Work on an HIV latency reversing agent (vorinostat) published – click here to learn more

Our work on one of the first HIV latency reversing agents, vorinostat, is published by PLoS Pathogens. As stated in the title of this paper, by fitting mathematical models to clinical data, we show that vorinostat induces both transient and delayed HIV transcriptional activation in vivo, but minimal killing of latently infected cells (read here for more details).

If you are not working on this area and would like to know a little background why we care about latency reversing agents and/or current challenges to cure HIV infection, here below is a short writing. Hopefully it is useful in terms of putting our work into a broader picture.


Efforts to cure HIV infection are hindered by the existence of latently infected cells, i.e. cells infected by HIV but that do not actively produce virus. These cells form the HIV latent reservoir. A majority of these cells are resting memory CD4+ T cells. What do these ‘resting’ ‘memory’ CD4+ T cells do? The short answer is that they provide immunity to us: they are generated during prior exposure to pathogens to fight an infection. Once the infection is resolved, they switch to a ‘resting’ state, and hardly do anything apart from moving around within our body. However, once they encounter a pathogen they have ‘seen’ before, they respond immediately and signal to other immune cells to fight the pathogen right away.

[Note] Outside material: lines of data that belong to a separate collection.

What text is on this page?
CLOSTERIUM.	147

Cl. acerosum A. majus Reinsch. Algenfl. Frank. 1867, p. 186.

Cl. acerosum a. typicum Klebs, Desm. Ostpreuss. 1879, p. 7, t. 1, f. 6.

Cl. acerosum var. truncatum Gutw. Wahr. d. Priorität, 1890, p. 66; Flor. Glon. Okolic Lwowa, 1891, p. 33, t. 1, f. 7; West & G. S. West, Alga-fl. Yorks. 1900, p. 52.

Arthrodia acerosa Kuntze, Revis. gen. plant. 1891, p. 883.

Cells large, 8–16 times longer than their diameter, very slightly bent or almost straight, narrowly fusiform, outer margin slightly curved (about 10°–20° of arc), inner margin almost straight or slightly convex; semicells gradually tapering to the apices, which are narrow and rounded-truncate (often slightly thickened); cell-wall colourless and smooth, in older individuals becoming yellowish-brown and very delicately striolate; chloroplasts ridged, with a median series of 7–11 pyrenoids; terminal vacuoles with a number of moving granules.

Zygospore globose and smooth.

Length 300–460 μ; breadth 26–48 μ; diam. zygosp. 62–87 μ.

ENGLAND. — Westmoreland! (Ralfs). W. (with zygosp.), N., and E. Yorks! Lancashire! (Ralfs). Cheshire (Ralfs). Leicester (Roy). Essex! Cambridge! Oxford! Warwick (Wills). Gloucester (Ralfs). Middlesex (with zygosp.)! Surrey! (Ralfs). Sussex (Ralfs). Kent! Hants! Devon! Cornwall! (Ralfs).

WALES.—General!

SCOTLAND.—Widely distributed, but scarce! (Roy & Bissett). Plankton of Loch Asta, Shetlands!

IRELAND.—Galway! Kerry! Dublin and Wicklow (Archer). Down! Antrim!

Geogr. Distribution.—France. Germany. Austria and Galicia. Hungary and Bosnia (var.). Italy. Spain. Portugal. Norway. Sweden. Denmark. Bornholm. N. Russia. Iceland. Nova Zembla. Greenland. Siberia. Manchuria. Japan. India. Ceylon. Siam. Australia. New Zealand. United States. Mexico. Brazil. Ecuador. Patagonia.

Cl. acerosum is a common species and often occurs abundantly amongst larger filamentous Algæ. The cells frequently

Resting memory CD4+ T cells live for a long period of time (up to many years). This is a great property in terms of immunity: the longer they live, the longer we are protected. However, when they are infected with HIV, this property becomes problematic. HIV can ‘hide’ in these cells without doing anything for an extremely long time. In this way, HIV is invisible to the immune surveillance: neither infected cells themselves nor other immune cells see anything wrong. From time to time, HIV can start to express gene products and viral particles when the condition is right (the exact conditions have not been figured out, although this is a very active research area). These newly produced HIV particles may reseed the infection in the absence of an effective anti-retroviral therapy (the so called ‘cocktail’ therapy). Because this population of infected cells is extremely stable, patients have to be treated with the ‘cocktail’ therapy life-long.

Thus, recent research has focused on developing/testing latency reserving agents, such as vorinostat we study here, to activate HIV production in latently infected cells, such that they could be recognized and purged by cellular protective mechanisms (i.e apoptosis/suicide) or extracellular immune mediated killing (antibodies or cytotoxic T cell response). The aim is to reduce the population size of the latently infected cells, eradicate this reservoir and ultimately cure HIV infection. To us, this is such an exciting research area to work on!